Der Auftragnehmer trifft folgende Maßnahmen, um die Sicherheit der Verarbeitung zu gewährleisten (Art. 32 DSGVO):

(1) Vertraulichkeit:
- Zugangskontrolle: Unbefugten wird der Zutritt zu den Datenverarbeitungsanlagen verwehrt (gewährleistet durch den Rechenzentrumsbetreiber Microsoft Azure).
- Zugriffskontrolle (Software): Der Zugriff auf die Daten ist durch ein sicheres Authentifizierungsverfahren (Microsoft Entra External ID) geschützt.
- Daten-Trennung (Mandantenfähigkeit): Alle Daten des Auftraggebers sind durch eine `TenantId` (eindeutige Nutzer-ID) logisch strikt von den Daten anderer Nutzer getrennt.

(2) Integrität:
- GoBD-Funktionen: Der Dienst stellt Funktionen bereit (z.B. Audit-Logs, Storno-Workflows), um die Integrität der Rechnungsdaten gemäß den GoBD zu unterstützen.
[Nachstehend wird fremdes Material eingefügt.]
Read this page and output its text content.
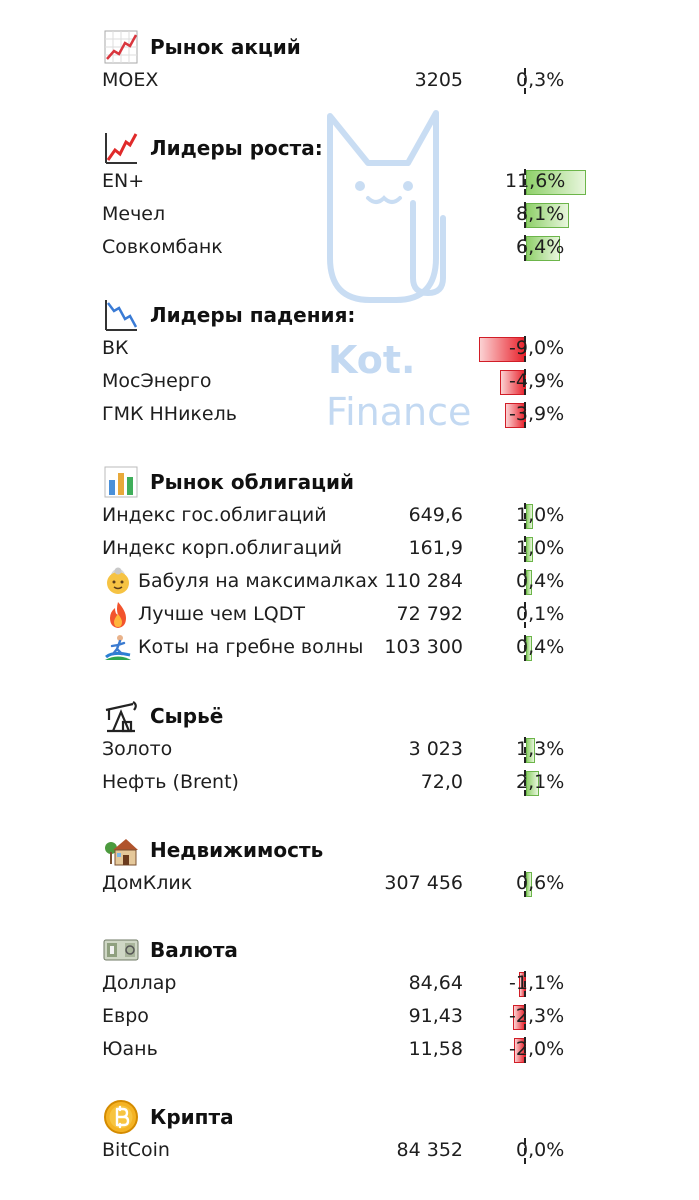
Kot.
Finance
Рынок акций
MOEX	3205	0,3%
Лидеры роста:
EN+	11,6%
Мечел	8,1%
Совкомбанк	6,4%
Лидеры падения:
ВК	-9,0%
МосЭнерго	-4,9%
ГМК ННикель	-3,9%
Рынок облигаций
Индекс гос.облигаций	649,6	1,0%
Индекс корп.облигаций	161,9	1,0%
Бабуля на максималках 110 284	0,4%
Лучше чем LQDT	72 792	0,1%
Коты на гребне волны 103 300	0,4%
Сырьё
Золото	3 023	1,3%
Нефть (Brent)	72,0	2,1%
Недвижимость
ДомКлик	307 456	0,6%
Валюта
Доллар	84,64 -1,1%
Евро	91,43 -2,3%
Юань	11,58 -2,0%
Крипта
BitCoin	84 352	0,0%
(3) Verfügbarkeit und Belastbarkeit:
- Verfügbarkeit: Der Dienst wird auf der hochverfügbaren Infrastruktur von Microsoft Azure betrieben.
- Datensicherung: Der Auftragnehmer stellt die Sicherung der Daten durch die Backup-Mechanismen der Azure SQL Database sicher (Point-in-Time-Recovery).

(4) Verschlüsselung:
- Alle Verbindungen zur Anwendung werden per SSL/TLS verschlüsselt (HTTPS). - Die Daten in der Azure SQL Database und im Azure Blob Storage werden serverseitig verschlüsselt (Encryption at Rest).

§ 5 Subunternehmer (Weitere Auftragsverarbeiter)

Der Auftraggeber erteilt dem Auftragnehmer die allgemeine Genehmigung, weitere Auftragsverarbeiter (Subunternehmer) einzusetzen. Diese sind derzeit:

1. Microsoft Ireland Operations Limited (für Hosting und Authentifizierung via Microsoft Azure und Entra ID, Standort: EU/Deutschland).
2. Stripe Payments Europe, Ltd. (für die Abwicklung von Zahlungen des *Auftraggebers* an den Auftragnehmer).

Der Auftragnehmer stellt sicher, dass mit allen Subunternehmern Verträge gemäß Art. 28 DSGVO geschlossen werden.